The living accommodations are supposed to be short term, until the government can place the migrants with family or a sponsor even though Uncle Sam still pays for costly medical, educational, legal and other services after release. The new funding for long term care indicates that American taxpayers will get stuck with a much bigger tab than previously disclosed to support UAC. The extended services will also include “acculturation and adaptation” care to help the illegal aliens develop social and interpersonal skills, education, legal and mental health. Daily education for the UAC in long term foster care will be a minimum of six hours based on basic academic competencies and secondarily on English language training. Foster homes will establish summer education plans tailored to the migrants’ needs, including individual counseling by a qualified mental health professional when needed. Mental health professionals will identify special needs and issues that require immediate intervention, including previous juvenile justice or criminal involvement.

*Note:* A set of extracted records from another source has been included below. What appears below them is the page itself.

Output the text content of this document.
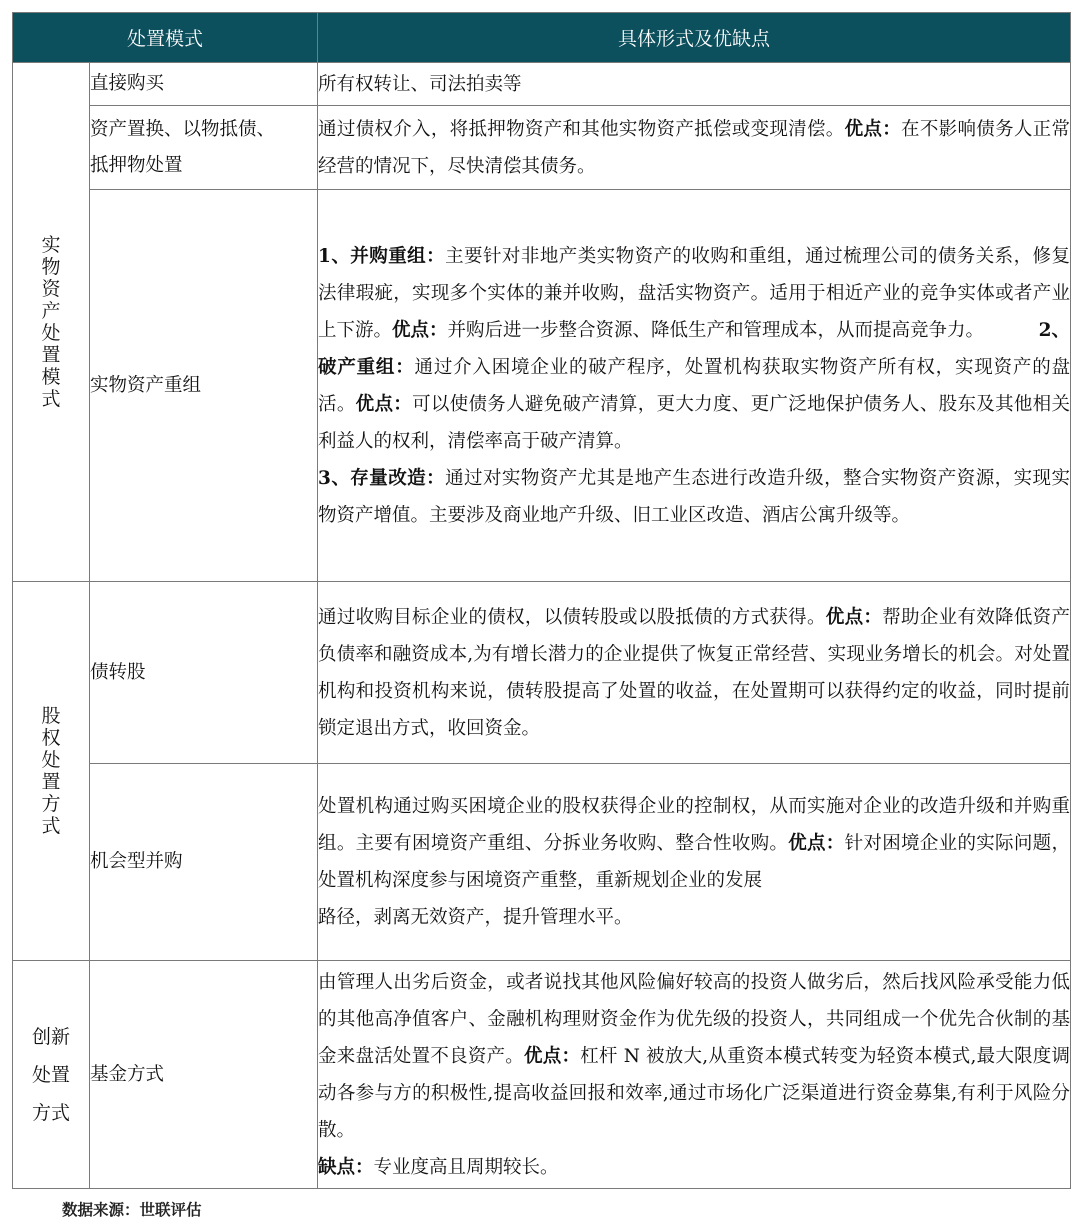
处置模式		具体形式及优缺点
实物资产处置模式	直接购买	所有权转让、司法拍卖等
	资产置换、以物抵债、抵押物处置	通过债权介入，将抵押物资产和其他实物资产抵偿或变现清偿。优点：在不影响债务人正常经营的情况下，尽快清偿其债务。
	实物资产重组	1、并购重组：主要针对非地产类实物资产的收购和重组，通过梳理公司的债务关系，修复法律瑕疵，实现多个实体的兼并收购，盘活实物资产。适用于相近产业的竞争实体或者产业上下游。优点：并购后进一步整合资源、降低生产和管理成本，从而提高竞争力。 2、

破产重组：通过介入困境企业的破产程序，处置机构获取实物资产所有权，实现资产的盘活。优点：可以使债务人避免破产清算，更大力度、更广泛地保护债务人、股东及其他相关利益人的权利，清偿率高于破产清算。
3、存量改造：通过对实物资产尤其是地产生态进行改造升级，整合实物资产资源，实现实物资产增值。主要涉及商业地产升级、旧工业区改造、酒店公寓升级等。
股权处置方式	债转股	通过收购目标企业的债权，以债转股或以股抵债的方式获得。优点：帮助企业有效降低资产负债率和融资成本,为有增长潜力的企业提供了恢复正常经营、实现业务增长的机会。对处置机构和投资机构来说，债转股提高了处置的收益，在处置期可以获得约定的收益，同时提前锁定退出方式，收回资金。
	机会型并购	处置机构通过购买困境企业的股权获得企业的控制权，从而实施对企业的改造升级和并购重组。主要有困境资产重组、分拆业务收购、整合性收购。优点：针对困境企业的实际问题，处置机构深度参与困境资产重整，重新规划企业的发展
路径，剥离无效资产，提升管理水平。
创新处置方式	基金方式	由管理人出劣后资金，或者说找其他风险偏好较高的投资人做劣后，然后找风险承受能力低的其他高净值客户、金融机构理财资金作为优先级的投资人，共同组成一个优先合伙制的基金来盘活处置不良资产。优点：杠杆 N 被放大,从重资本模式转变为轻资本模式,最大限度调动各参与方的积极性,提高收益回报和效率,通过市场化广泛渠道进行资金募集,有利于风险分散。
缺点：专业度高且周期较长。
数据来源：世联评估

“Care providers are required to provide or arrange for the required services in a manner that is sensitive to the age, culture, religion, dietary needs, native language, sexual orientation, gender identity, and other important individual needs of each” young migrant, the grant announcement states. It also says all UAC in U.S. care are entitled to human rights protections and freedom from discrimination and abuse and that providers must ensure that all migrants who are LGBTQI+ are treated fairly and served during their time in custody. “Care providers are required to have the capacity to provide services in the language spoken by the majority of UC in their facility(ies) and/or provide translation services,” the document states, adding the obvious, that “most UC in ORR custody speak Spanish.” The agency further writes that applicants for the new pot of money should “have the flexibility to care for the expanding cultural and linguistically diverse populations that are referred each year.”
This is all part of the Biden administration’s red-carpet rollout for underage illegal immigrants. It is important to note the irony of a system that spends so much money to accommodate a demographic that also includes hardcore criminals and violent gangbangers. For instance, a teenage Salvadoran gang member recently arrested for the murder of a Maryland woman came to the U.S. as a UAC. A few years ago, two UAC were charged with raping a 14-year-old girl in the bathroom of a Maryland public high school. The illegal immigrants were both charged with first-degree rape and two counts of first-degree sexual offense. Both were in the ninth grade like their victim. One came from El Salvador and the other from Guatemala. A year earlier two UAC—both 17—from Central America executed a Massachusetts man by shooting him in the head shortly after being welcomed into the U.S. by the Obama administration. Both had ties to the notoriously violent street gang Mara Salvatrucha (MS-13), authorities disclosed at the time.